O pensamento é o fator comum de toda a
humanidade. Não existe um pensamento oriental ou um pensamento ocidental;
existe apenas a capacidade comum de pensar, quer sejamos completamente pobres
ou mais sofisticados, vivendo numa cidade opulenta. Quer sejamos cirurgião,
carpinteiro, trabalhador do campo ou um grande poeta, o pensamento é o fator
comum a nós todos. Parecemos não perceber que o pensamento é o fator comum que
nos liga. Vocês pensam de acordo com a própria capacidade, a própria energia, a
própria experiência e o próprio conhecimento; o outro pensa de modo diferente,
de acordo com sua experiência e o próprio conhecimento. Estamos todos presos
nessa rede do pensamento. Esse é um fato, indiscutível e real.
(...) O pensamento e tudo o que o pensamento
formou faz parte da nossa consciência — a cultura que vivemos, os valores
estéticos, as pressões econômicas, a herança nacional. (2)

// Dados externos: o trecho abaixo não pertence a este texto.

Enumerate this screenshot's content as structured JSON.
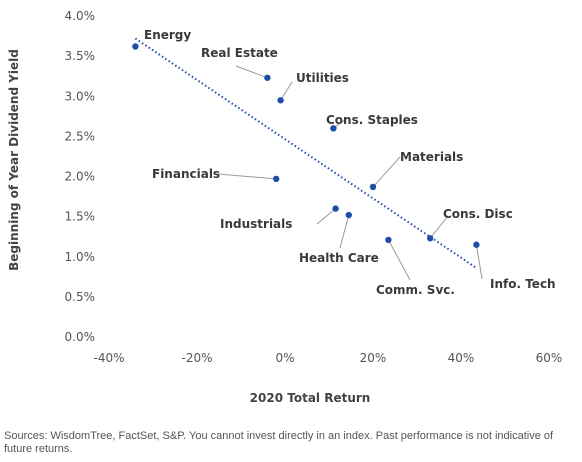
{
  "chart_data": {
    "type": "scatter",
    "xlabel": "2020 Total Return",
    "ylabel": "Beginning of Year Dividend Yield",
    "xlim": [
      -40,
      60
    ],
    "ylim": [
      0,
      4
    ],
    "x_ticks": [
      "-40%",
      "-20%",
      "0%",
      "20%",
      "40%",
      "60%"
    ],
    "y_ticks": [
      "0.0%",
      "0.5%",
      "1.0%",
      "1.5%",
      "2.0%",
      "2.5%",
      "3.0%",
      "3.5%",
      "4.0%"
    ],
    "points": [
      {
        "label": "Energy",
        "x": -34,
        "y": 3.62
      },
      {
        "label": "Real Estate",
        "x": -4,
        "y": 3.23
      },
      {
        "label": "Utilities",
        "x": -1,
        "y": 2.95
      },
      {
        "label": "Cons. Staples",
        "x": 11,
        "y": 2.6
      },
      {
        "label": "Financials",
        "x": -2,
        "y": 1.97
      },
      {
        "label": "Materials",
        "x": 20,
        "y": 1.87
      },
      {
        "label": "Industrials",
        "x": 11.5,
        "y": 1.6
      },
      {
        "label": "Health Care",
        "x": 14.5,
        "y": 1.52
      },
      {
        "label": "Cons. Disc",
        "x": 33,
        "y": 1.23
      },
      {
        "label": "Comm. Svc.",
        "x": 23.5,
        "y": 1.21
      },
      {
        "label": "Info. Tech",
        "x": 43.5,
        "y": 1.15
      }
    ],
    "trendline": {
      "style": "dotted",
      "x": [
        -34,
        43.5
      ],
      "y": [
        3.72,
        0.86
      ]
    },
    "marker_color": "#1f4ea8",
    "trendline_color": "#1f4ea8",
    "grid": false,
    "legend": "none"
  },
  "source_note": "Sources: WisdomTree, FactSet, S&P. You cannot invest directly in an index. Past performance is not indicative of future returns."
}
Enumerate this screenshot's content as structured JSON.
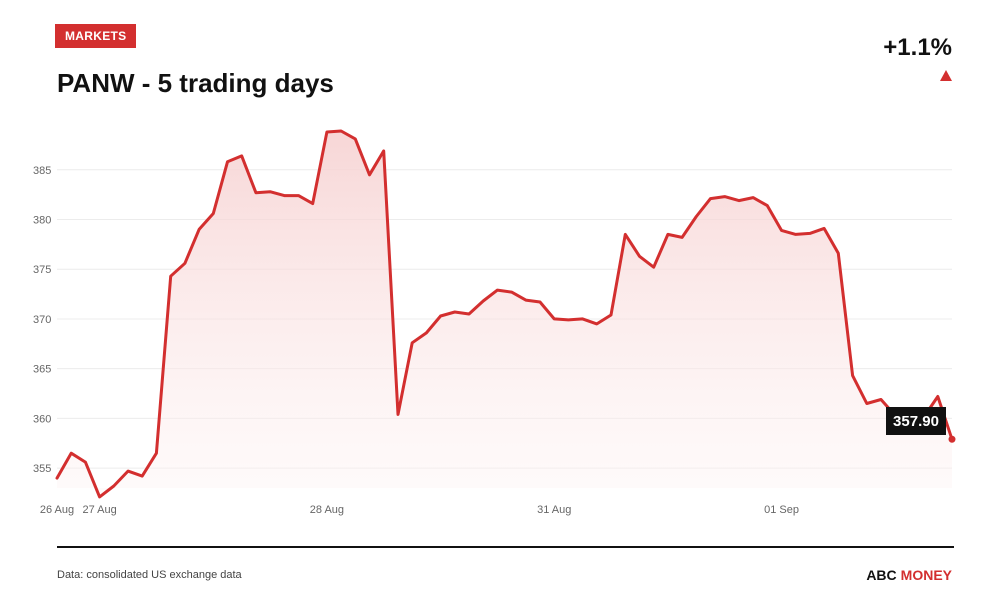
{
  "badge": "MARKETS",
  "change": {
    "value": "+1.1%",
    "arrow_icon": "triangle-up-icon",
    "color": "#d32f2f"
  },
  "footer": {
    "source": "Data: consolidated US exchange data",
    "brand_part1": "ABC",
    "brand_part2": "MONEY"
  },
  "colors": {
    "accent": "#d32f2f",
    "line": "#d32f2f",
    "fill": "#fbe6e6",
    "grid": "#ececec",
    "tick": "#666666",
    "callout_bg": "#111111"
  },
  "chart_data": {
    "type": "area",
    "title": "PANW - 5 trading days",
    "xlabel": "",
    "ylabel": "",
    "ylim": [
      353,
      389
    ],
    "yticks": [
      355,
      360,
      365,
      370,
      375,
      380,
      385
    ],
    "xticks": [
      {
        "index": 0,
        "label": "26 Aug"
      },
      {
        "index": 3,
        "label": "27 Aug"
      },
      {
        "index": 19,
        "label": "28 Aug"
      },
      {
        "index": 35,
        "label": "31 Aug"
      },
      {
        "index": 51,
        "label": "01 Sep"
      }
    ],
    "grid": true,
    "last_value_label": "357.90",
    "series": [
      {
        "values": [
          354.0,
          356.5,
          355.6,
          352.1,
          353.2,
          354.7,
          354.2,
          356.5,
          374.3,
          375.6,
          379.0,
          380.6,
          385.8,
          386.4,
          382.7,
          382.8,
          382.4,
          382.4,
          381.6,
          388.8,
          388.9,
          388.1,
          384.5,
          386.9,
          360.4,
          367.6,
          368.6,
          370.3,
          370.7,
          370.5,
          371.8,
          372.9,
          372.7,
          371.9,
          371.7,
          370.0,
          369.9,
          370.0,
          369.5,
          370.4,
          378.5,
          376.3,
          375.2,
          378.5,
          378.2,
          380.3,
          382.1,
          382.3,
          381.9,
          382.2,
          381.4,
          378.9,
          378.5,
          378.6,
          379.1,
          376.6,
          364.3,
          361.5,
          361.9,
          360.3,
          359.6,
          360.1,
          362.2,
          357.9
        ]
      }
    ]
  }
}
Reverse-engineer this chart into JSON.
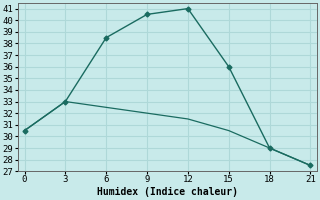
{
  "title": "",
  "xlabel": "Humidex (Indice chaleur)",
  "background_color": "#c8eaea",
  "grid_color": "#aed8d8",
  "line_color": "#1a6b60",
  "x": [
    0,
    3,
    6,
    9,
    12,
    15,
    18,
    21
  ],
  "line1_y": [
    30.5,
    33.0,
    38.5,
    40.5,
    41.0,
    36.0,
    29.0,
    27.5
  ],
  "line2_y": [
    30.5,
    33.0,
    32.5,
    32.0,
    31.5,
    30.5,
    29.0,
    27.5
  ],
  "ylim": [
    27,
    41.5
  ],
  "xlim": [
    -0.5,
    21.5
  ],
  "xticks": [
    0,
    3,
    6,
    9,
    12,
    15,
    18,
    21
  ],
  "yticks": [
    27,
    28,
    29,
    30,
    31,
    32,
    33,
    34,
    35,
    36,
    37,
    38,
    39,
    40,
    41
  ],
  "axis_fontsize": 7,
  "tick_fontsize": 6.5
}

(...) A nossa consciência inclui, na
consciência mais profunda, os nossos medos. O homem tem vivido com o medo,
geração após geração. Tem vivido com o prazer, com a inveja, com toda a agonia
da solidão, da depressão e da confusão, e com um grande pesar, com o que ele
chama de amor e com o perpétuo medo da morte. Tudo isso é a sua consciência que
é comum a toda a humanidade. Percebam o que isso significa: isso significa que
você não é mais um indivíduo. Isso é muito duro de aceitar, porque nós fomos
programados, como o computador, para pensar que somos indivíduos. Fomos
programados religiosamente para pensar que temos almas separadas de todos os
demais. Sendo programado, o nosso cérebro trabalha do mesmo modo há muitos
séculos. (3)
(...) Todos vocês pensam e o pensamento se
expressa por palavras ou por meio de um gesto, de um olhar, de algum movimento
corporal. Sendo as palavras comuns a cada um de nós, nós entendemos através
dessas palavras o significado do que está sendo dito. O entanto, o pensamento é
comum a toda a humanidade — é uma coisa muito extraordinária quando a
descobrimos, pois então vemos que o pensamento não é o nosso pensamento: é
pensamento. Temos que aprender a ver as coisas como elas são na realidade — não
como vocês estão programados para olhar... Podemos nos libertar de sermos
programados e olhar?... Somente se vocês não pertencem a nenhuma organização, a
nenhum grupo, a nenhuma religião ou nacionalidade em particular é que poderão
realmente observar. Se vocês acumularam um grande conhecimento, dos livros e da
experiência, as suas mentes já foram preenchidas, os seus cérebros estão
repletos de experiência, das suas tendências particulares, e assim por diante —
tudo o que lhes vai impedir de olhar. (4)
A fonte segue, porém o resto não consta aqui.